Severs are expensive to build and maintain, and they’re very hot, keeping a server idle waiting to be used can expend a great deal of energy and money that any small outfit couldn’t hope to afford—making it necessary for them to lease cloud time—and even those enterprises that can run their own private clouds seek to use clouds to reduce overhead, not increase it. As a result, a turn to lower power ARM chips that are capable of running at lower power and coming to life faster from cold-shutdown could make the grade over having to idle a hotter chip constantly as it lay in wait to be used.

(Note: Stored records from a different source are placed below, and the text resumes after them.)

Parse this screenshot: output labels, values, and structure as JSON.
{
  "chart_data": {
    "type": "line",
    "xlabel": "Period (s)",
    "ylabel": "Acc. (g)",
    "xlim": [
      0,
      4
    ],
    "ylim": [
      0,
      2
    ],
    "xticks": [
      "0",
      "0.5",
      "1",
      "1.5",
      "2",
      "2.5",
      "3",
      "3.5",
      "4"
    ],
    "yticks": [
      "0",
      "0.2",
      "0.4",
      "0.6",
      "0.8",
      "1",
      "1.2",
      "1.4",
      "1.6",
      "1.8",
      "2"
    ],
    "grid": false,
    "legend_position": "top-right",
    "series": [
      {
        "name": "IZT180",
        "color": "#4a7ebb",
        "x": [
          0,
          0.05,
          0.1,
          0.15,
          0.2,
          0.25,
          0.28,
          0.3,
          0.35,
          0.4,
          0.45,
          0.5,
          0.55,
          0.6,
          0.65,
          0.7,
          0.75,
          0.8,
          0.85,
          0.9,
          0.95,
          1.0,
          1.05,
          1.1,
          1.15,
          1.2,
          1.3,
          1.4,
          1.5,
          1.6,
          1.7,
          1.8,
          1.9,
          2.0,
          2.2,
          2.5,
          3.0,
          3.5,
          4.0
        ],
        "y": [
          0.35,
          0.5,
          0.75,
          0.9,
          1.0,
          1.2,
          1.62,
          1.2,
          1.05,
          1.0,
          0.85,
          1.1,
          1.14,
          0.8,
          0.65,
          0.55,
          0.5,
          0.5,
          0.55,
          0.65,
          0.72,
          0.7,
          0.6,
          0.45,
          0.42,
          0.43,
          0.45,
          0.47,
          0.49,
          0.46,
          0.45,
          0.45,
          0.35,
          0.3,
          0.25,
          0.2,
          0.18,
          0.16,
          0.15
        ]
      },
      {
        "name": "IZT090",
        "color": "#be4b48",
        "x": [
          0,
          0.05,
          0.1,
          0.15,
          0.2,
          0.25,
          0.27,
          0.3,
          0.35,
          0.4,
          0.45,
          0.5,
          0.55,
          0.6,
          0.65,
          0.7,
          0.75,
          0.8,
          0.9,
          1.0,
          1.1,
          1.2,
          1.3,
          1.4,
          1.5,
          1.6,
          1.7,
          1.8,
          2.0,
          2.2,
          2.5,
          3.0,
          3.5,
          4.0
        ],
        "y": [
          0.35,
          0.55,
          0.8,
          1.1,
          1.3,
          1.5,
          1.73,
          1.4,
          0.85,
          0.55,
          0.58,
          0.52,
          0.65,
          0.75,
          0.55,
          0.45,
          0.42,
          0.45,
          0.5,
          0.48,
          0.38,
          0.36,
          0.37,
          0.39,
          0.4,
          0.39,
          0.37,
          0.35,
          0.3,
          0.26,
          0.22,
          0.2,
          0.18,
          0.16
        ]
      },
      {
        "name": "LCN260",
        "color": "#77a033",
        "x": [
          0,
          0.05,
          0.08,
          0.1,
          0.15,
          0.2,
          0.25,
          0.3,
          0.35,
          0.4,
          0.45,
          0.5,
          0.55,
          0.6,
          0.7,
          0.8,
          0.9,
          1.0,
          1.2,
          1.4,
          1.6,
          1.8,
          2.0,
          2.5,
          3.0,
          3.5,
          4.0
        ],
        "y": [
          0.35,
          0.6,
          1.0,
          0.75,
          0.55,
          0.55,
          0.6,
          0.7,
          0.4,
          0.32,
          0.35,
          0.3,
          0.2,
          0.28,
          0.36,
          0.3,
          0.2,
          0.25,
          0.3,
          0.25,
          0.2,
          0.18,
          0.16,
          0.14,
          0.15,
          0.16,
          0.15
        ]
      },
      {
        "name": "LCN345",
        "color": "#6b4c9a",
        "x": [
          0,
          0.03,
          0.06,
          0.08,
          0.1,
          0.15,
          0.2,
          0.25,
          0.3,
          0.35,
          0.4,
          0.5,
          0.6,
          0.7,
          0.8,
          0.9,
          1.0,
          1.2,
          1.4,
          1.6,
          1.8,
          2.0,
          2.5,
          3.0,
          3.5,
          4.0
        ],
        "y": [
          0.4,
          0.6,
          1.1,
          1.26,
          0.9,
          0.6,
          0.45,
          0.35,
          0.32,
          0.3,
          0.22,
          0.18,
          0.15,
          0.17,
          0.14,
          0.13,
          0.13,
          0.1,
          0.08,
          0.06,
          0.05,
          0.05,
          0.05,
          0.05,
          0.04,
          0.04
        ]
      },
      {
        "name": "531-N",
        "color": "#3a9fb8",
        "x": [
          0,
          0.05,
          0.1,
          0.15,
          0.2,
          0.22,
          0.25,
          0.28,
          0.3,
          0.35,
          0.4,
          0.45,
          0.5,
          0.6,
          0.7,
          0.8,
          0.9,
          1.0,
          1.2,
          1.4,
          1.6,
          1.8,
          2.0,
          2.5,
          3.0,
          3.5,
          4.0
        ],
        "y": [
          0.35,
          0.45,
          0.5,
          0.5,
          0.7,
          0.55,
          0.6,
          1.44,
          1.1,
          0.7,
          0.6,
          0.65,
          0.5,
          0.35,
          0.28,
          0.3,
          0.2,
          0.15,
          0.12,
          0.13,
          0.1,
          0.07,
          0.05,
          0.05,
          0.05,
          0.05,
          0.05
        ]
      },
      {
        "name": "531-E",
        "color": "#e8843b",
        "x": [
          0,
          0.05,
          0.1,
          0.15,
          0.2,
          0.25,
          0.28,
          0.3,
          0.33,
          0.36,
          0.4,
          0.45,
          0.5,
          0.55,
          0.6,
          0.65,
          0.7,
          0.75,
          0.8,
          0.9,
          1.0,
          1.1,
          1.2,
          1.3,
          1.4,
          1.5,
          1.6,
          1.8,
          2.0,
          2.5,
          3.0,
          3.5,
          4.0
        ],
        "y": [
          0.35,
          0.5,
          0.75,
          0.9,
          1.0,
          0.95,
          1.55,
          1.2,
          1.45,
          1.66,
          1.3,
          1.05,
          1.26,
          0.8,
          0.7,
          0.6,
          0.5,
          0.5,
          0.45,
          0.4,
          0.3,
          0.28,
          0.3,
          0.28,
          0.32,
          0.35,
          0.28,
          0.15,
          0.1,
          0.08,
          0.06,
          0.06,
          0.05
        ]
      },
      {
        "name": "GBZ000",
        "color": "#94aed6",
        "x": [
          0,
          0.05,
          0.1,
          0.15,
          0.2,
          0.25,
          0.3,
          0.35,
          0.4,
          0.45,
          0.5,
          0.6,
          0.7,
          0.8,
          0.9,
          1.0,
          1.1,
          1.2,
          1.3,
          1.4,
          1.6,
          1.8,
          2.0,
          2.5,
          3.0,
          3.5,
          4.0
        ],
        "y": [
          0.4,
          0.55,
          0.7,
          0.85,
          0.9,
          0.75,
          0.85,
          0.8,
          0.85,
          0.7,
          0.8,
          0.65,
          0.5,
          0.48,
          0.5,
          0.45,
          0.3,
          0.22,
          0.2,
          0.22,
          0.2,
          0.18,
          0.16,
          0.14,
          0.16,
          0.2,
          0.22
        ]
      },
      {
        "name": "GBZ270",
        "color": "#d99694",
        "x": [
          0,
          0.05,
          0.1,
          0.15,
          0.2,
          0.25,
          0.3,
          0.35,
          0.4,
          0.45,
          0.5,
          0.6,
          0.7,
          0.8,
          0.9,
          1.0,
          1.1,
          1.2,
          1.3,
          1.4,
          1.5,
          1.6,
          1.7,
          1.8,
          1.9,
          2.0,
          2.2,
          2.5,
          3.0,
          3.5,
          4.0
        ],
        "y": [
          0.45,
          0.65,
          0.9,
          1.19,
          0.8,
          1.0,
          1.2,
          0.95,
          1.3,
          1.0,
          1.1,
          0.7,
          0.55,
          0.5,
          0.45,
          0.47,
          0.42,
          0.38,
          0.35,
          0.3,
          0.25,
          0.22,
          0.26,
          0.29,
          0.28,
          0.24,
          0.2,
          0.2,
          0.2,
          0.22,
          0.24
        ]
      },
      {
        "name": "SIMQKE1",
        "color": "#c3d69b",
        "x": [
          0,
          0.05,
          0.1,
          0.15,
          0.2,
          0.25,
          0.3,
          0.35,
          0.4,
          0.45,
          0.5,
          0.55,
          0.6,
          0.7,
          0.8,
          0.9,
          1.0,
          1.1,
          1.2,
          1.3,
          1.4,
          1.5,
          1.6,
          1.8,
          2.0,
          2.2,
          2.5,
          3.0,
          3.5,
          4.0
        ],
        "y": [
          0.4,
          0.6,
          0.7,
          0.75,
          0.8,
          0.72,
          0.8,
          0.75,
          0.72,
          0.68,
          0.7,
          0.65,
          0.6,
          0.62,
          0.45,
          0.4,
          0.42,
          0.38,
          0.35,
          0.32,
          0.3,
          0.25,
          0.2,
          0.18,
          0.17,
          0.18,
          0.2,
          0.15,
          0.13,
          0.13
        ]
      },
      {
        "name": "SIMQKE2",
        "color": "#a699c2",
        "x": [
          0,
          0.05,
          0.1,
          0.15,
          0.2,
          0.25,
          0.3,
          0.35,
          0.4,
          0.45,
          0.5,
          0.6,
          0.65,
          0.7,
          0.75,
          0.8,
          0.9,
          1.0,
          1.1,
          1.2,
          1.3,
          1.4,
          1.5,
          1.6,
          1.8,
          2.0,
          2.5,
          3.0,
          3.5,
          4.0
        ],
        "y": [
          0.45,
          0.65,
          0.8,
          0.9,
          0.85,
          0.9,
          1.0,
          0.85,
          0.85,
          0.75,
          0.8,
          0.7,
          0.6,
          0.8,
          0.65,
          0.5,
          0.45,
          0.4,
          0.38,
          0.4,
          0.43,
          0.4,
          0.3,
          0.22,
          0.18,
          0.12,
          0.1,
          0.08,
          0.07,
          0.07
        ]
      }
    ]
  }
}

Even better, when it comes to ARM-based chips, not only can they run at lower power than their Intel brethren, they excel at hyperparallel processing necessary for Hadoop, and Big Data analysis, something that having elasticity and the capability to automate bringing more or less severs online to deal with a particular computation could come in very handy. We’ve seen the ARM architecture courted by graphics card makers like NVIDIA for this particular property at lower power; and looking at Calxeda’s recent foray into the server, the company is looking to aim at the Big Data market with ARM.

Cloud automation, lower power servers, and Big Data processing capabilities will give Canonical a giant boost in market share.

Right now, all eyes are on the Big Data market when it comes to business intelligence, even as it intersects with the cloud and software-as-a-service; big things are expected to come out of next weeks StrataConf where technologies that will convey data analysis, lower costs, and enable elastic processing will come to light and be discussed by industry experts.

Bringing Juju, the Ubuntu cloud, and the capability to run on ARM servers will definitely set Canonical in place to ride the Big Data wave as enterprise shops—both big and small—look to DevOps resources that will enable them to take advantage of this reduced overhead.